The Thief (The Queen's Thief Book 1) by Megan Whalen Turner

The Thief (The Queen's Thief Book 1) by Megan Whalen Turner

Author:Megan Whalen Turner [Turner, Megan Whalen]
Language: eng
Format: epub
Publisher: HarperCollins
Published: 2009-09-09T22:00:00+00:00


It was not my favorite story, and I wished I hadn’t brought it to mind just then, when I had work to do.

“Did you know,” I asked the magus, “that when you think someone is very intelligent, you say he is clever enough to steal Hamiathes’s Gift?”

The magus cocked his head. “No, I didn’t. Is it just among your mother’s people?”

I shrugged. “I don’t know. But I know what happened if you tried and got caught.”

“I don’t know that either,” the magus said, surprised by a gap in his scholarship. He wasn’t surprised that I knew. I suppose crime and punishment are things that most thieves keep track of.

“They threw you off the mountain.”

“Maybe that’s what happened to your mother. Maybe that’s why she left Eddis.” He was teasing, doing his best to lift my spirits. He’d either gotten over his anger or was pretending that he had.

“Not threw as in exile,” I said, and described with one hand the arc of someone falling a long distance. “Threw as in over the edge of the mountain.”

“Oh,” he said.

We were all quiet again. It was another quarter of an hour before we heard the sound the magus had been waiting for. It was a variation in the wash of the river beside us. The magus stood and turned to look at it. I did the same, and in the space of a few heartbeats the river disappeared. The flow of its water stopped, came again in slushy bursts over the falls, and then stopped again. It was as if a giant tap somewhere had been turned by the gods, and our ears, which had ceased to register the sound of water, were now pounded by the silence of no water at all.

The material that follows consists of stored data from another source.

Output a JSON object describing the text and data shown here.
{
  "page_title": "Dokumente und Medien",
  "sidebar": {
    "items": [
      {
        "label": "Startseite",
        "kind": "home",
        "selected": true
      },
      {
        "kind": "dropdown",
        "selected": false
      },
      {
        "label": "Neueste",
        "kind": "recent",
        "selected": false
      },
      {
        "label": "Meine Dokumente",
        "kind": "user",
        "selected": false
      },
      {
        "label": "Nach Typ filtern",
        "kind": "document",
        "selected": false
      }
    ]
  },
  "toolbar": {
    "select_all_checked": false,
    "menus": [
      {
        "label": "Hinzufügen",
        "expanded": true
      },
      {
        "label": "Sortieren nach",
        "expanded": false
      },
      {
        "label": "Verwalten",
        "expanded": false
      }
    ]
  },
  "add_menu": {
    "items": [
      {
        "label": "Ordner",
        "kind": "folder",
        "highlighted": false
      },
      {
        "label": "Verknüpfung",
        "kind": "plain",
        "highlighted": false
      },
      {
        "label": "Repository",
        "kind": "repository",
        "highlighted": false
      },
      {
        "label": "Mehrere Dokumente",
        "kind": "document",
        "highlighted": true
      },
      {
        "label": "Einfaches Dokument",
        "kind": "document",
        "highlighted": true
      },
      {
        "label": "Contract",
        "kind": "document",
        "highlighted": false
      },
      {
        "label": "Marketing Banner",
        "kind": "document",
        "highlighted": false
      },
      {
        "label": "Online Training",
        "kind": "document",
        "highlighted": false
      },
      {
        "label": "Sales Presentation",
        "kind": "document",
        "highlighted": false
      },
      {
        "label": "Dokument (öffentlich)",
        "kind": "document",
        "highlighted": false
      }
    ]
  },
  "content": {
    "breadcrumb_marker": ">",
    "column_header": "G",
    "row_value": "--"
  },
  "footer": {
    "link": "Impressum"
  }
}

I stood with my mouth open for a long time as I realized that upstream there was a reservoir and the water that made the Aracthus flowed through a sluice in its dam. At the end of the summer, if the water in the reservoir was too low, then the sluice gate was closed and the river disappeared. I shook my head in wonder.

In the bulging rock where the waterfall had been, there was a recessed doorway. The lintel of the doorway was the rock itself, but set into it were two granite pillars. Between the pillars was a door pierced by narrow slits that were wider in their middles and narrower at the ends. The river water still sprayed through these slits and dropped into the round pool that remained in the basin below.